Litha
Litha 1998 Newsletter

Making Wreaths

PAN Home

Wreaths are an item that can be made for most of the holidays and festivals. Wreaths can be used as decoration on the front of your house, or within your celebratory space. Some wreaths can be made as symbols for the year, or for special occasions that are transitory.

Step 1: Have a reasonably clear idea of what you would like the final version to look like.

Step 2: Collect all the materials you will use to make and decorate your wreath. These materials include: pliers, scissors, wire or florists tape, material to make the supporting structure out of, and the decorations for your wreath. For example, pods, vines, leaves, pictures, dried flowers, fresh flowers, herbs, dried sticks, rocks, crystals, recycleables, paper etc.
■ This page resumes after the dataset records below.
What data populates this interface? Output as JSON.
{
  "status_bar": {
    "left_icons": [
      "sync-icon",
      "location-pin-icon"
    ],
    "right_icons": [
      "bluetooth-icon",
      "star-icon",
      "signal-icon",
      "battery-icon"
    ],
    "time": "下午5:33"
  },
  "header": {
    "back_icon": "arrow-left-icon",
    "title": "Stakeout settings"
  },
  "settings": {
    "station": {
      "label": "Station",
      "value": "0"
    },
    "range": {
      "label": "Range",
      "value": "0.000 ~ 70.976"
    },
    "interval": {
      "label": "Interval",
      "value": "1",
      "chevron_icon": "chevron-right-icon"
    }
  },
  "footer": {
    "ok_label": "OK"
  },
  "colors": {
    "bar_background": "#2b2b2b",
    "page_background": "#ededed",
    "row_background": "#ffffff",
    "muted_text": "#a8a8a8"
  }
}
Step 3: Make the supporting structure for the decorative parts to hang on. This is basically a simple circle, slightly smaller than the size you would like the final version of the wreath to be. You can make the circle out of wire, sticks, Styrofoam, cardboard etc. Any material that will be sturdy enough to support the decorations. It is a good chance to recycle some materials around your home, and is therefore something the kids can get involved in, and actually see some recycling in progress!

Step 4: Wrap, tie, glue etc. your decorations on the final structure. If using material like vines, slowly twist the vines around the circle until you are happy with the design. If using an other material, try to intuitively feel the direction the design is taking you, or if you have a set design, just keep adding material until it is finished.
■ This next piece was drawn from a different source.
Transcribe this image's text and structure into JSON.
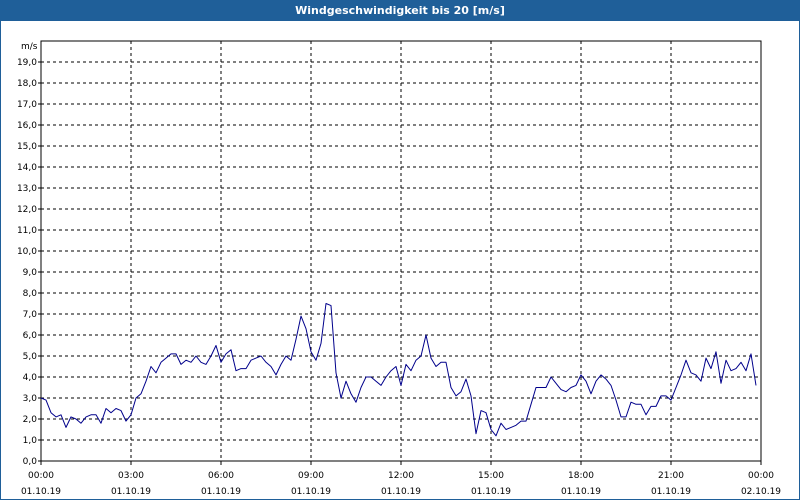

Step 5: If the wreath is one you want to preserve for a while, spray with glue or lacquer to give it a solid finish.

Step 6: Tie a piece of wire, string or fishing line to the top of the wreath and hang it in the desired location.

Drying Flowers

Air Drying
Remove at least the lower leaves from flower stems; they generally do not dry well and may lose their shape. The majority of upright-growing flowers dry best upside down. Make small bunches of a few stems each for good air circulation and stagger the blooms so they do not hit each other. Secure the stems in bunches with rubber bands, then use string to hang them from nails or hooks.

Standing In A Dry Container
Ornamental grasses, cattails and bare branches do best simply standing upright in a dry vase, which invites them to bend slowly in graceful curves. Thinner stemmed grasses should be dried in bunches so the stems in the centre stay straight while the outside ones curve downward.

Lying Flat
The leaves of some trees and shrubs like oak cuttings should be laid flat in a shallow box lined with sheets of blotting paper. Do not let the leaves overlap one another, and turn them every couple of days so they will dry evenly. The leaves will crinkle some but retain good colour. Large individual leaves can also be dried this way.

Suspended In Mesh
Soft flat-topped flower heads, such as Queen Anne's Lace dry best if their stems are stuck through the holes in a sheet of chicken wire. The wire can be supported between two chairs.

Standing In Water
Heather, gypsophilia, bells-of-Ireland, hydrangea, delphinium and some other stiff-stemmed plants can best retain their shape if placed standing in about 2 inches of water. The water keeps them from wilting before they start to dry; then they dry slowly as the water evaporates. You could add some dye to the water and the plants will absorb the dye at the same time it absorbs the water. An advantage of air drying is that many flowers can be wired before drying, especially the ones that have more delicate stems.